Hills rise up once more to the east of the parish beyond Savanna-la-Mar, hiding lush stretches of coastline and beach with reef-fringed shallows below at the contiguous fishing communities of Bluefields, Belmont and Whitehouse; a series of low-key hotels and guesthouses are perfect to appreciate the area’s unhurried charm.
Belmont
Birthplace and later home of reggae-revolutionary Peter Tosh, BELMONT is a slow coastal village with a lot of life going on beneath the surface, stretching back from the main road into the hills above.

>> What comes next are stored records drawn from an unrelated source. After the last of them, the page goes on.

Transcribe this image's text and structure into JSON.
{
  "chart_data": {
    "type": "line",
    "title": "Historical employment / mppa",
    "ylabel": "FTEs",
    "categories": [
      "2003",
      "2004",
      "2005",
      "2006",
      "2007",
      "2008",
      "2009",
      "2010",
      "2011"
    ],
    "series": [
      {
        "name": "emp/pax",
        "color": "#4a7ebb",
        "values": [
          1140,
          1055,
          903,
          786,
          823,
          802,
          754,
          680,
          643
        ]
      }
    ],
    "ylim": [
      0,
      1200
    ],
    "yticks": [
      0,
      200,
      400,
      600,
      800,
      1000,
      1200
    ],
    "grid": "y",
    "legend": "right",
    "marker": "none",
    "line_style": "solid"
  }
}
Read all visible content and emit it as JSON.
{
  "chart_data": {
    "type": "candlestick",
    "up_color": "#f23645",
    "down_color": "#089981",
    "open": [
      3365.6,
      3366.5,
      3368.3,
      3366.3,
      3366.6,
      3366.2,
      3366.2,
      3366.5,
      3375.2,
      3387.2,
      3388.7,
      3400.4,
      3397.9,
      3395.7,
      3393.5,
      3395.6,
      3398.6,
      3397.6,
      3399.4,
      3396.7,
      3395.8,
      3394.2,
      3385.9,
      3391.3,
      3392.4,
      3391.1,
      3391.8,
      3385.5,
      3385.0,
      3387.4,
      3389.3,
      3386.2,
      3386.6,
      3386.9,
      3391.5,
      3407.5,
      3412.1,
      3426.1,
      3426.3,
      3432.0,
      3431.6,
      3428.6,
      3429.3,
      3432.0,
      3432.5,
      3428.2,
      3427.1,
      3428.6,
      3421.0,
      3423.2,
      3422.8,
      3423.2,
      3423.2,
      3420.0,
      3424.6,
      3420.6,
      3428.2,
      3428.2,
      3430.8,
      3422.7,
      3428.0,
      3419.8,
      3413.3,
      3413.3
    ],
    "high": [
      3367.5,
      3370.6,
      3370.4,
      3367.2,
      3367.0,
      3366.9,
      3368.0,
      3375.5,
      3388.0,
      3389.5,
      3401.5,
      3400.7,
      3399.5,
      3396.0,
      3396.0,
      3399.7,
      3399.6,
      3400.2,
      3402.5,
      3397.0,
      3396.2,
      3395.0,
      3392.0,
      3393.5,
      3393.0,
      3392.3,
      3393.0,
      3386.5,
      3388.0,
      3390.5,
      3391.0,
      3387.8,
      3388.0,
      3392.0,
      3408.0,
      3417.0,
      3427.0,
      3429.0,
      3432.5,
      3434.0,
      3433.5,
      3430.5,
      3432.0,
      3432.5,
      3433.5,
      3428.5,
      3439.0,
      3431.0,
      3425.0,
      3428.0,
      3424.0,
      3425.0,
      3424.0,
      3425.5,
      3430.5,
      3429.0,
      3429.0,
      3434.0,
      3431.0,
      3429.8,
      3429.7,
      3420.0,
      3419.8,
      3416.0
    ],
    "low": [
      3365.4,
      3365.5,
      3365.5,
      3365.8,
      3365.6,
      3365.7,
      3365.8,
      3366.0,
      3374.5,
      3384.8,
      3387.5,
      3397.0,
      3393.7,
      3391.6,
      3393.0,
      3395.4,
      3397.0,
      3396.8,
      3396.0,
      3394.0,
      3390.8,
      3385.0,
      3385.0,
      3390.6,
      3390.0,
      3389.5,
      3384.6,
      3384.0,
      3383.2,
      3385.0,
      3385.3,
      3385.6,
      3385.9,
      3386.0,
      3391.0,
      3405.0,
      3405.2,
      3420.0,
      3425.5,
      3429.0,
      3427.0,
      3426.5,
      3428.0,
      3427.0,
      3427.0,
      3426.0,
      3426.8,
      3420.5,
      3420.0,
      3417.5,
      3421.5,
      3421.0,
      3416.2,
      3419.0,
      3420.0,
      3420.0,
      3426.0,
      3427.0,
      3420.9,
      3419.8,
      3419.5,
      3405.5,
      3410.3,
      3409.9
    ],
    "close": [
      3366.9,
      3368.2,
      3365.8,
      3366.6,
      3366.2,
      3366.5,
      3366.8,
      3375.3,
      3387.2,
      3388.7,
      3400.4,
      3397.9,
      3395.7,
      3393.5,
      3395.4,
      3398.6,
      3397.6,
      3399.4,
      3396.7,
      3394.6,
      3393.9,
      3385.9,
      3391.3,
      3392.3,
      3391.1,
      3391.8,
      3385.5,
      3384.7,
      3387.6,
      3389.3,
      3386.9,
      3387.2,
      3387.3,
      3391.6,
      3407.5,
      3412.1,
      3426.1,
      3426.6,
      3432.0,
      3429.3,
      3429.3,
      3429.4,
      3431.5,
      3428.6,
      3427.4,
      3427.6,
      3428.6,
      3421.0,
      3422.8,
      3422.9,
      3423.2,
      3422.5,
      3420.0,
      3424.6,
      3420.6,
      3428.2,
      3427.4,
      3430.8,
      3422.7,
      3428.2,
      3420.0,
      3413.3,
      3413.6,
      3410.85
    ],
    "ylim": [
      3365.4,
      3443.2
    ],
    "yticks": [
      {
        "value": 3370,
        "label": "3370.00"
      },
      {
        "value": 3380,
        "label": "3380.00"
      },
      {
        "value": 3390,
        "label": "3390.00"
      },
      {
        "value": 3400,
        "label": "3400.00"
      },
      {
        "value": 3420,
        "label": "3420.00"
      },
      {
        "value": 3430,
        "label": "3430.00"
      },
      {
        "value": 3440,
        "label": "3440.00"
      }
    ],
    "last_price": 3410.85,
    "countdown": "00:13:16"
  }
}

Just three kilometres from the public beach at Bluefields (and 19km from Sav-la-Mar), Belmont has its own deserted fishing beach at the village’s southeastern end which in some ways is even more attractive – and you’ll always meet some interesting locals while you’re there. Offering a range of accommodation from basic to exclusive, the village is certainly a great place to relax, swim, take a boat trip, and discover rural south coast Jamaican life.
The region southeast of town as you continue along the A2 (though long forgotten by all but the most learned and aged locals) is known as Surinam Quarters in honour of the English who resettled here when the former British colony was captured by the Dutch in 1667. The scenery becomes drier, with swaths of pasture and plenty of cattle.
Peter Tosh
Consciously controversial, Peter Tosh (born McIntosh) was Jamaica’s best-known lyrical agitator. Born an only child in Belmont on October 19, 1944, he was raised by an aunt in the west Kingston tenement yards dominated, at the time, by the explosion of harmony groups that transformed post-independence Kingston into a hotbed of aspirations. Every newly arrived country “bhuttu” (or bumpkin) wanted to be a singer and Tosh followed suit, embarking on a mission to reveal home truths from a ghetto perspective. He saved to buy his first guitar and in 1964 formed vocal trio the Wailers with teenage allies Bunny Livingstone and Bob Marley. In 1972 they signed to Chris Blackwell’s Island label, and recorded Catch a Fire and Burnin’ together while Tosh put out tracks on his own Intel Diplo HIM label (Intelligent Diplomat for His Imperial Majesty), all the time becoming increasingly bitter over pay and personal disputes with the man he referred to as “Whiteworst”. By 1974, he and Bunny Livingstone had gone their separate ways.